The Take-Home Regarding Nutrition and Science

The state of our current nutrition knowledge may seem like George R.R. Martin’s quotation: “You know nothing.” In Death by Food Pyramid, Minger attempted to pull together common factors of three diets that seem to have some success for health-related benefits: the paleo/primal blueprint, the Mediterranean diet, and whole-foods, plant-based diets. She found very little overlap between the diets, but all seemed to avoid processed foods, specifically, processed vegetable oils, refined grains, and refined sugar.
 
So in the end, maybe all we know is that limiting processed food is generally healthy. As for her book, I would strongly suggest it, as it is engaging and provides one of the least biased attempts at writing about nutrition. 
 
References:
2. Goldberg, S., Gardener, H., et al.. “Egg Consumption and Carotid Atherosclerosis in the Northern Manhattan Study.” Atherosclerosis 2014 235 (2): 273–80. doi:10.1016/j.atherosclerosis.2014.04.019.

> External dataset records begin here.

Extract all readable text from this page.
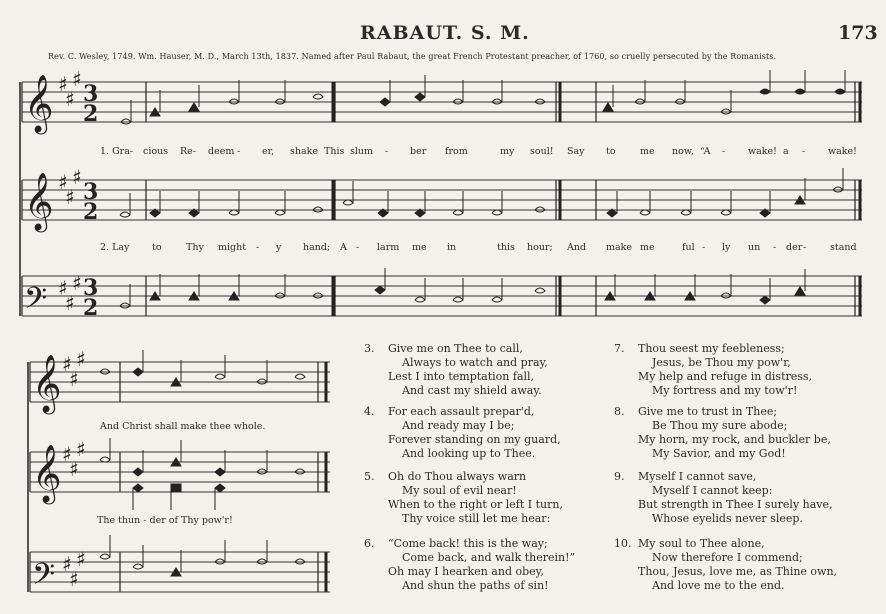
RABAUT. S. M.	173
Rev. C. Wesley, 1749. Wm. Hauser, M. D., March 13th, 1837. Named after Paul Rabaut, the great French Protestant preacher, of 1760, so cruelly persecuted by the Romanists.
𝄞 ♯
♯
♯
3
2
𝄞 ♯
♯
♯
3
2
𝄢 ♯
♯
♯ 3
2
𝄞 ♯
♯
♯
𝄞 ♯
♯
♯
𝄢 ♯
♯
♯
And Christ shall make thee whole.
The thun - der of Thy pow'r!
3. Give me on Thee to call,
Always to watch and pray,
Lest I into temptation fall,
And cast my shield away.
4. For each assault prepar'd,
And ready may I be;
Forever standing on my guard,
And looking up to Thee.
5. Oh do Thou always warn
My soul of evil near!
When to the right or left I turn,
Thy voice still let me hear:
6. “Come back! this is the way;
Come back, and walk therein!”
Oh may I hearken and obey,
And shun the paths of sin!
7. Thou seest my feebleness;
Jesus, be Thou my pow'r,
My help and refuge in distress,
My fortress and my tow'r!
8. Give me to trust in Thee;
Be Thou my sure abode;
My horn, my rock, and buckler be,
My Savior, and my God!
9. Myself I cannot save,
Myself I cannot keep:
But strength in Thee I surely have,
Whose eyelids never sleep.
10. My soul to Thee alone,
Now therefore I commend;
Thou, Jesus, love me, as Thine own,
And love me to the end.
1. Gra- cious Re- deem - er, shake This slum - ber from	my soul! Say to	me now, “A - wake! a - wake!
2. Lay to	Thy might - y hand; A - larm me in	this hour; And make me	ful - ly un - der -	stand
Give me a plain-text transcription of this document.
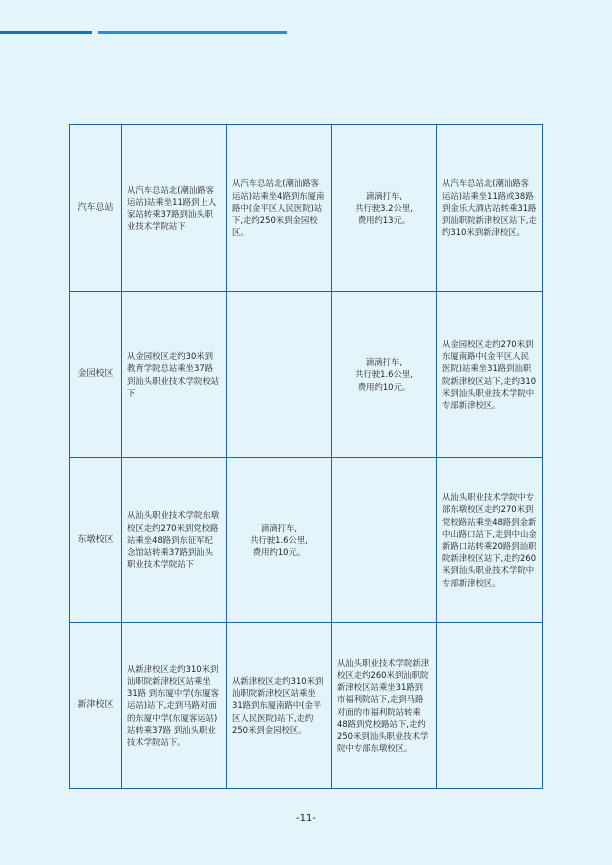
汽车总站	从汽车总站北(潮汕路客运站)站乘坐11路到上人家站转乘37路到汕头职业技术学院站下	从汽车总站北(潮汕路客运站)站乘坐4路到东厦南路中(金平区人民医院)站下,走约250米到金园校区。	滴滴打车,
共行驶3.2公里,
费用约13元。	从汽车总站北(潮汕路客运站)站乘坐11路或38路到金乐大酒店站转乘31路到汕职院新津校区站下,走约310米到新津校区。
金园校区	从金园校区走约30米到教育学院总站乘坐37路到汕头职业技术学院校站下		滴滴打车,
共行驶1.6公里,
费用约10元。	从金园校区走约270米到东厦南路中(金平区人民医院)站乘坐31路到汕职院新津校区站下,走约310米到汕头职业技术学院中专部新津校区。
东墩校区	从汕头职业技术学院东墩校区走约270米到党校路站乘坐48路到东征军纪念馆站转乘37路到汕头职业技术学院站下	滴滴打车,
共行驶1.6公里,
费用约10元。		从汕头职业技术学院中专部东墩校区走约270米到党校路站乘坐48路到金新中山路口站下,走到中山金新路口站转乘20路到汕职院新津校区站下,走约260米到汕头职业技术学院中专部新津校区。
新津校区	从新津校区走约310米到汕职院新津校区站乘坐 31路 到东厦中学(东厦客运站)站下,走到马路对面的东厦中学(东厦客运站)站转乘37路 到汕头职业技术学院站下。	从新津校区走约310米到汕职院新津校区站乘坐31路到东厦南路中(金平区人民医院)站下,走约250米到金园校区。	从汕头职业技术学院新津校区走约260米到汕职院新津校区站乘坐31路到市福利院站下,走到马路对面的市福利院站转乘48路到党校路站下,走约250米到汕头职业技术学院中专部东墩校区。	
-11-
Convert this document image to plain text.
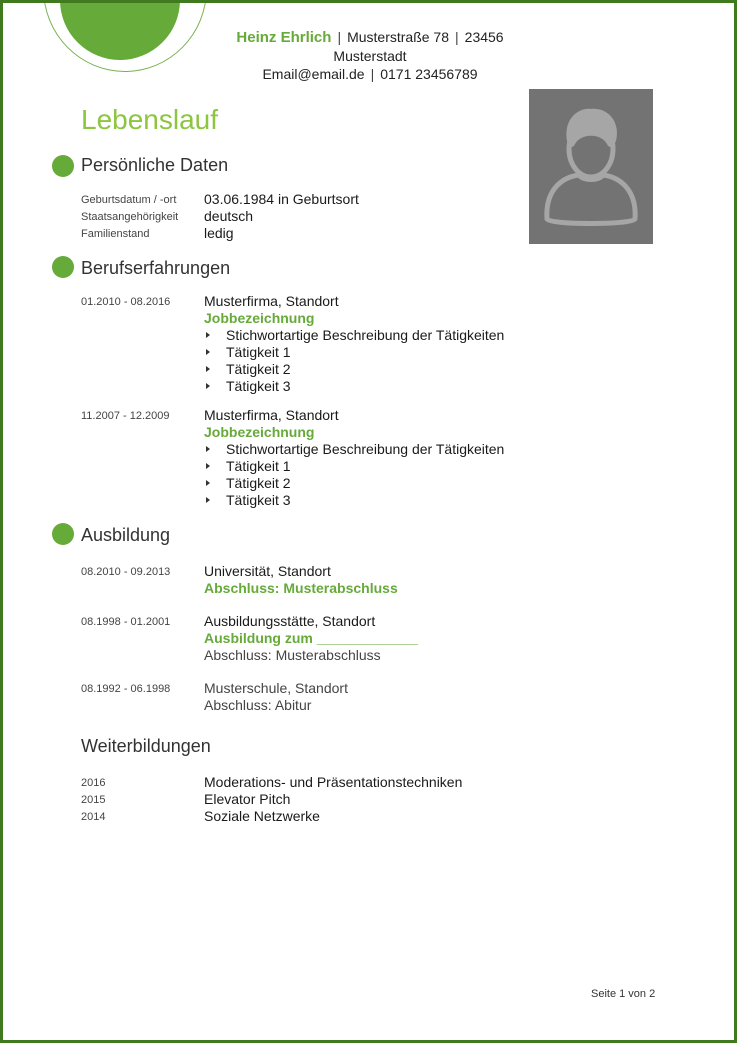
Heinz Ehrlich | Musterstraße 78 | 23456 Musterstadt
Email@email.de | 0171 23456789
Lebenslauf
Persönliche Daten
Geburtsdatum / -ort 03.06.1984 in Geburtsort
Staatsangehörigkeit deutsch
Familienstand	ledig
Berufserfahrungen
01.2010 - 08.2016 Musterfirma, Standort
Jobbezeichnung
Stichwortartige Beschreibung der Tätigkeiten
Tätigkeit 1
Tätigkeit 2
Tätigkeit 3
11.2007 - 12.2009 Musterfirma, Standort
Jobbezeichnung
Stichwortartige Beschreibung der Tätigkeiten
Tätigkeit 1
Tätigkeit 2
Tätigkeit 3
Ausbildung
08.2010 - 09.2013 Universität, Standort
Abschluss: Musterabschluss
08.1998 - 01.2001 Ausbildungsstätte, Standort
Ausbildung zum _____________
Abschluss: Musterabschluss
08.1992 - 06.1998 Musterschule, Standort
Abschluss: Abitur
Weiterbildungen
2016	Moderations- und Präsentationstechniken
2015	Elevator Pitch
2014	Soziale Netzwerke
Seite 1 von 2
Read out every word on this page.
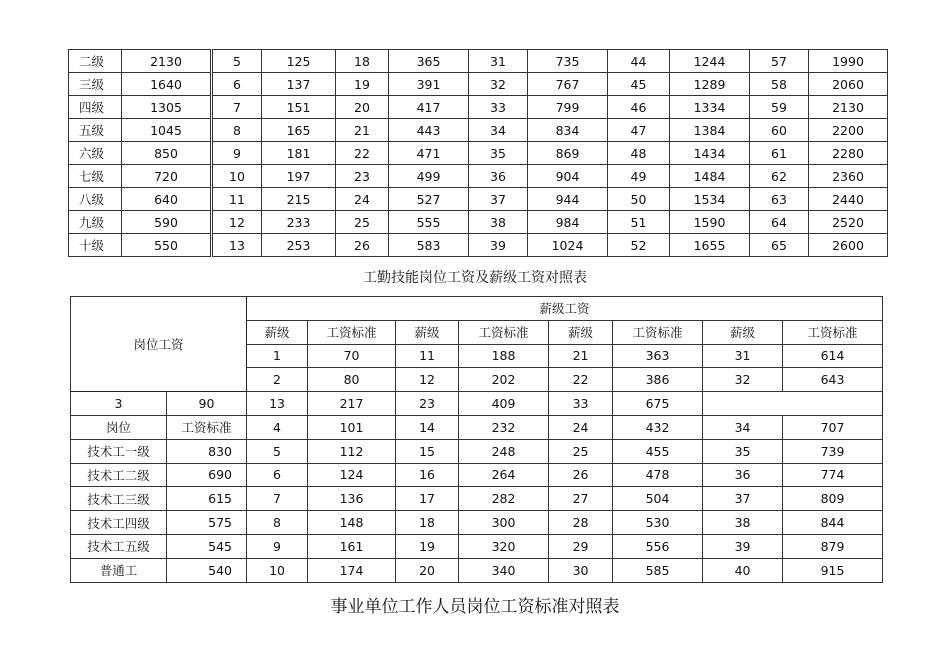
二级	2130	5	125	18	365	31	735	44	1244	57	1990
三级	1640	6	137	19	391	32	767	45	1289	58	2060
四级	1305	7	151	20	417	33	799	46	1334	59	2130
五级	1045	8	165	21	443	34	834	47	1384	60	2200
六级	850	9	181	22	471	35	869	48	1434	61	2280
七级	720	10	197	23	499	36	904	49	1484	62	2360
八级	640	11	215	24	527	37	944	50	1534	63	2440
九级	590	12	233	25	555	38	984	51	1590	64	2520
十级	550	13	253	26	583	39	1024	52	1655	65	2600
工勤技能岗位工资及薪级工资对照表
岗位工资		薪级工资							
		薪级	工资标准	薪级	工资标准	薪级	工资标准	薪级	工资标准
		1	70	11	188	21	363	31	614
		2	80	12	202	22	386	32	643
3	90	13	217	23	409	33	675		
岗位	工资标准	4	101	14	232	24	432	34	707
技术工一级	830	5	112	15	248	25	455	35	739
技术工二级	690	6	124	16	264	26	478	36	774
技术工三级	615	7	136	17	282	27	504	37	809
技术工四级	575	8	148	18	300	28	530	38	844
技术工五级	545	9	161	19	320	29	556	39	879
普通工	540	10	174	20	340	30	585	40	915
事业单位工作人员岗位工资标准对照表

3. Martin, GRR., A Storm of Swords. Bantam Books. 2000.
4. Minger, D. Death by Food PyramidPrimal Nutrition, Incorporated.
5. Shearer‐Underhill, C., Marker. C., “The Use of the Number Needed to Treat (NNT) in Randomized Clinical Trials in Psychological Treatment.” Clinical Psychology: Science and Practice 17 (1): 41–47. doi:10.1111/j.1468-2850.2009.01191.x. 2010
6. Spence, JD., Jenkins, DJA., et al. “Egg Yolk Consumption and Carotid Plaque.” Atherosclerosis 224 (2): 469–73. doi:10.1016/j.atherosclerosis.2012.07.032. 2012.